Something needs to be done about the rising levels of graffiti on our island. While some may start as tributes to fallen friends, untackled graffiti starts a chain reaction towards increased crime. This needs to be tackled head on by those responsible and solutions need to be considered to clean it up and put and end to it.
A couple months ago, not too long after hearing of one of many bike accident deaths we’ve had of late, a spray painted tribute appeared on the wall of a bus stop in Hamilton parish.
In the weeks and months since that tribute first appeared, the tribute grew and along with it came other spray painted remarks.
Now what can be found are the inner walls covered in a tribute, along with various initials spray painted on the walls.
The inner whiteboard which is supposed to be used to mount bus schedules and routes is covered in cursings and initials and various sayings.
It is clear that the PLP has failed in their maintenance of this bus shelter, just as they have with the one in St. David’s.
Our leadership needs to Malcolm Gladwell’s book called The Tipping Point, which tells how vandalism and graffiti serve as sources of dissent that spur the growth of crime. What began as a tribute has grown into vandalism. The reason being that because the spray painted tribute was never cleaned off, more and more people who see it begin to think they can get away with similar. So they add to it. The longer that isn’t cleaned, the more people think they can get away with disobeying the law. It causes a chain reaction. Now imagine every driver from the east end in the morning clearly seeing this graffiti. What does that cause them do to? Well, none other than begin to question their own respect for authority and begin driving more recklessly and speeding more. For really, if the government can’t be bothered to tackle things as simple as graffiti, they clearly aren’t policing properly and thus there’s less chance I’m going to get caught if I ignore the law as well. If you don’t follow this logic, I highly recommend you read The Tipping Point.

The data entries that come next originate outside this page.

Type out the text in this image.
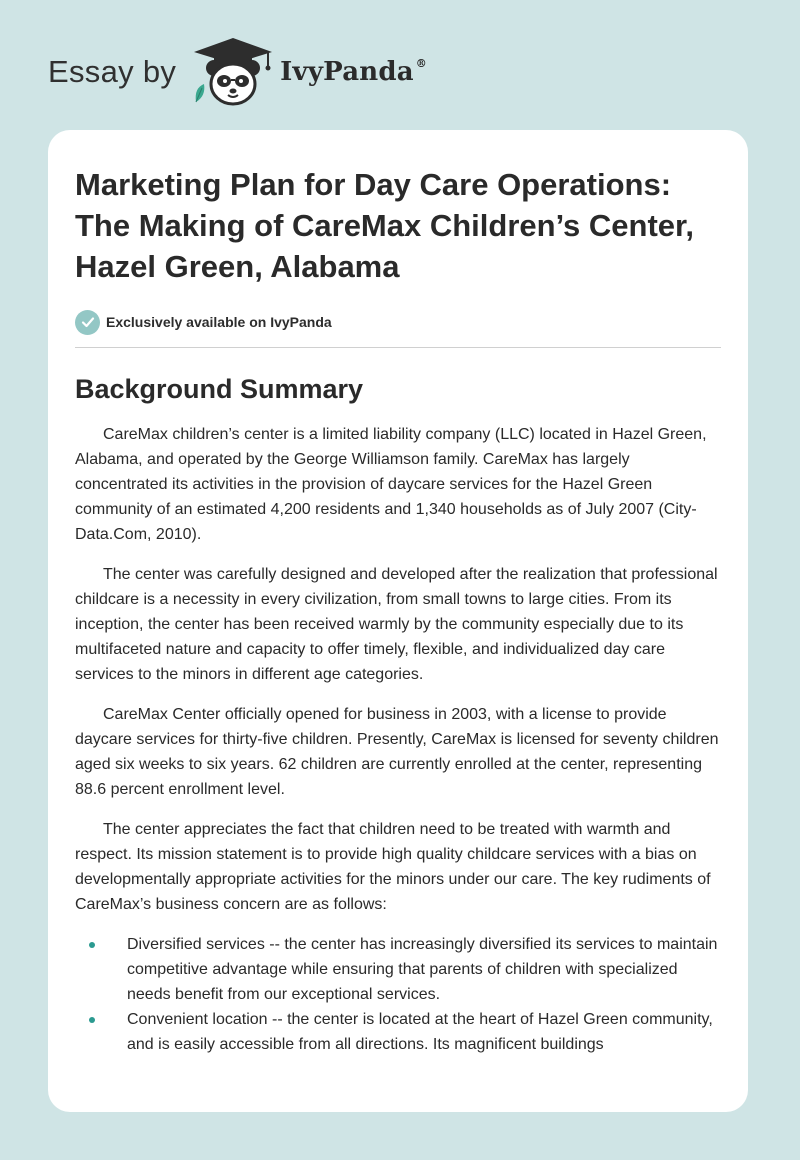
Essay by	IvyPanda ®
Marketing Plan for Day Care Operations: The Making of CareMax Children’s Center, Hazel Green, Alabama
Exclusively available on IvyPanda
Background Summary

CareMax children’s center is a limited liability company (LLC) located in Hazel Green, Alabama, and operated by the George Williamson family. CareMax has largely concentrated its activities in the provision of daycare services for the Hazel Green community of an estimated 4,200 residents and 1,340 households as of July 2007 (City-Data.Com, 2010).

The center was carefully designed and developed after the realization that professional childcare is a necessity in every civilization, from small towns to large cities. From its inception, the center has been received warmly by the community especially due to its multifaceted nature and capacity to offer timely, flexible, and individualized day care services to the minors in different age categories.

CareMax Center officially opened for business in 2003, with a license to provide daycare services for thirty-five children. Presently, CareMax is licensed for seventy children aged six weeks to six years. 62 children are currently enrolled at the center, representing 88.6 percent enrollment level.

The center appreciates the fact that children need to be treated with warmth and respect. Its mission statement is to provide high quality childcare services with a bias on developmentally appropriate activities for the minors under our care. The key rudiments of CareMax’s business concern are as follows:

Diversified services -- the center has increasingly diversified its services to maintain competitive advantage while ensuring that parents of children with specialized needs benefit from our exceptional services.
Convenient location -- the center is located at the heart of Hazel Green community, and is easily accessible from all directions. Its magnificent buildings
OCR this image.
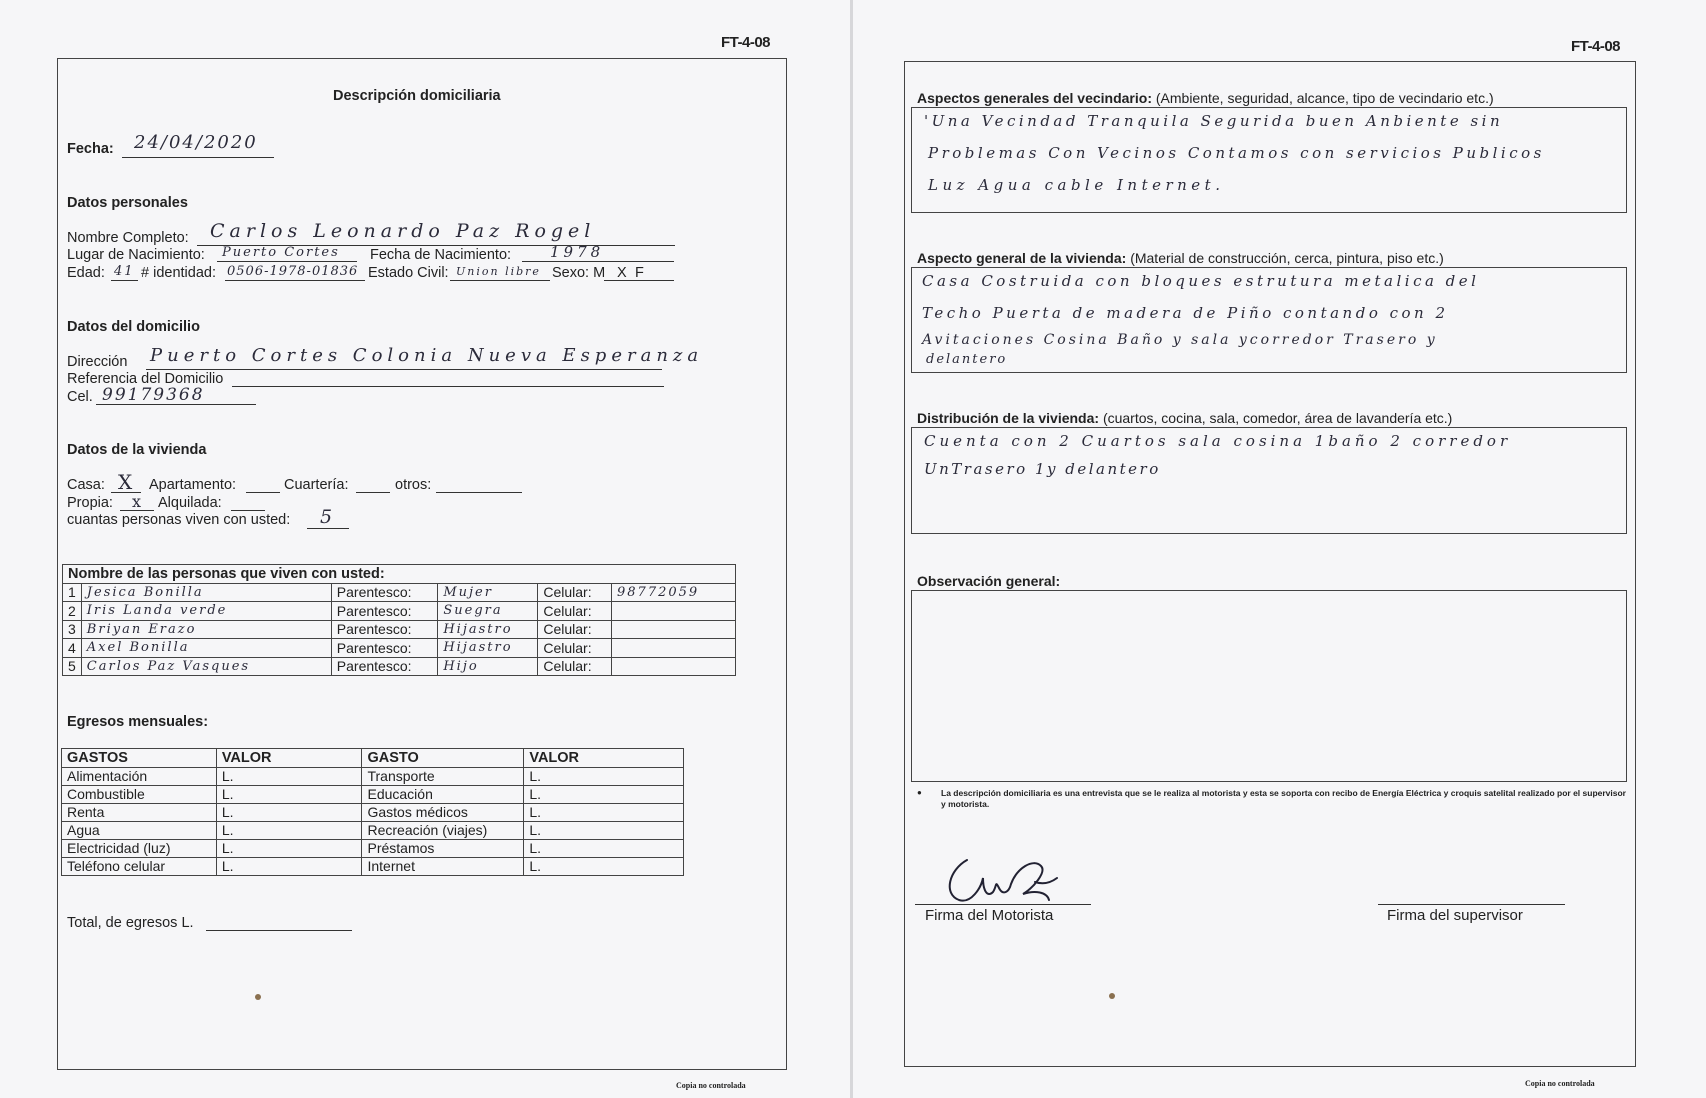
FT-4-08
Descripción domiciliaria
Fecha: 24/04/2020
Datos personales
Nombre Completo: Carlos Leonardo Paz Rogel
Lugar de Nacimiento: Puerto Cortes Fecha de Nacimiento:	1978
Edad: 41 # identidad: 0506-1978-01836 Estado Civil: Union libre Sexo: M X F
Datos del domicilio
Dirección Puerto Cortes Colonia Nueva Esperanza
Referencia del Domicilio
Cel. 99179368
Datos de la vivienda
Casa: X Apartamento:	Cuartería:	otros:
Propia: x Alquilada:
cuantas personas viven con usted: 5
Nombre de las personas que viven con usted:					
1	Jesica Bonilla	Parentesco:	Mujer	Celular:	98772059
2	Iris Landa verde	Parentesco:	Suegra	Celular:	
3	Briyan Erazo	Parentesco:	Hijastro	Celular:	
4	Axel Bonilla	Parentesco:	Hijastro	Celular:	
5	Carlos Paz Vasques	Parentesco:	Hijo	Celular:	
Egresos mensuales:
GASTOS	VALOR	GASTO	VALOR
Alimentación	L.	Transporte	L.
Combustible	L.	Educación	L.
Renta	L.	Gastos médicos	L.
Agua	L.	Recreación (viajes)	L.
Electricidad (luz)	L.	Préstamos	L.
Teléfono celular	L.	Internet	L.
Total, de egresos L.
Copia no controlada
FT-4-08
Aspectos generales del vecindario: (Ambiente, seguridad, alcance, tipo de vecindario etc.)
'Una Vecindad Tranquila Segurida buen Anbiente sin
Problemas Con Vecinos Contamos con servicios Publicos
Luz Agua cable Internet.
Aspecto general de la vivienda: (Material de construcción, cerca, pintura, piso etc.)
Casa Costruida con bloques estrutura metalica del
Techo Puerta de madera de Piño contando con 2
Avitaciones Cosina Baño y sala ycorredor Trasero y
delantero
Distribución de la vivienda: (cuartos, cocina, sala, comedor, área de lavandería etc.)
Cuenta con 2 Cuartos sala cosina 1baño 2 corredor
UnTrasero 1y delantero
Observación general:
● La descripción domiciliaria es una entrevista que se le realiza al motorista y esta se soporta con recibo de Energía Eléctrica y croquis satelital realizado por el supervisor y motorista.
Firma del Motorista	Firma del supervisor
Copia no controlada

Anyway, with all of Premier Brown’s raving about his Grand Slam achievement and his encouragement of Bermudians to do their part, I really point the finger at him for not doing his own part. Very easily, some of the tourists and even people from the PGA could take a ride from the airport and see this as they ride past. Such a great image representing Bermuda don’t you think? Considering that this is a bus shelter, I place responsibility for leaving this for so long squarely on the Minister of Transportation.
Here’s my recommendation. Clean up the graffiti ASAP but still give the youth their tribute. How do you do this? Cleaning up the graffiti should be pretty straight forward, so let’s focus on the tribute. Find out who from Hamilton parish has died in bike accidents recently, especially but not limited to those to whom those wall tributes are made, interview their parents and friends to get their story and get photos of them. Then have new bus schedules posters made up and include in them photos and stories of those youth who died as a tribute. This will accomplish a number of things.
- It will earn respect from the local youth for having given their fallen colleagues the recognition that they feel they deserve.
- It will rid the area of the distasteful graffiti and help stop the spread of lawlessness.
- It will serve as a tremendously positive reminder to youth in the area why they themselves shouldn’t speed.
Following these recommendations will hopefully spark some imagination in our leadership in order to begin solving the rising levels of graffiti. The community is calling out for tributes to fallen youth and the government should be heeding their call for their own tributes will only lead to greater problems. There are real solutions for tackling such issues, just hopefully they’ll be embraced.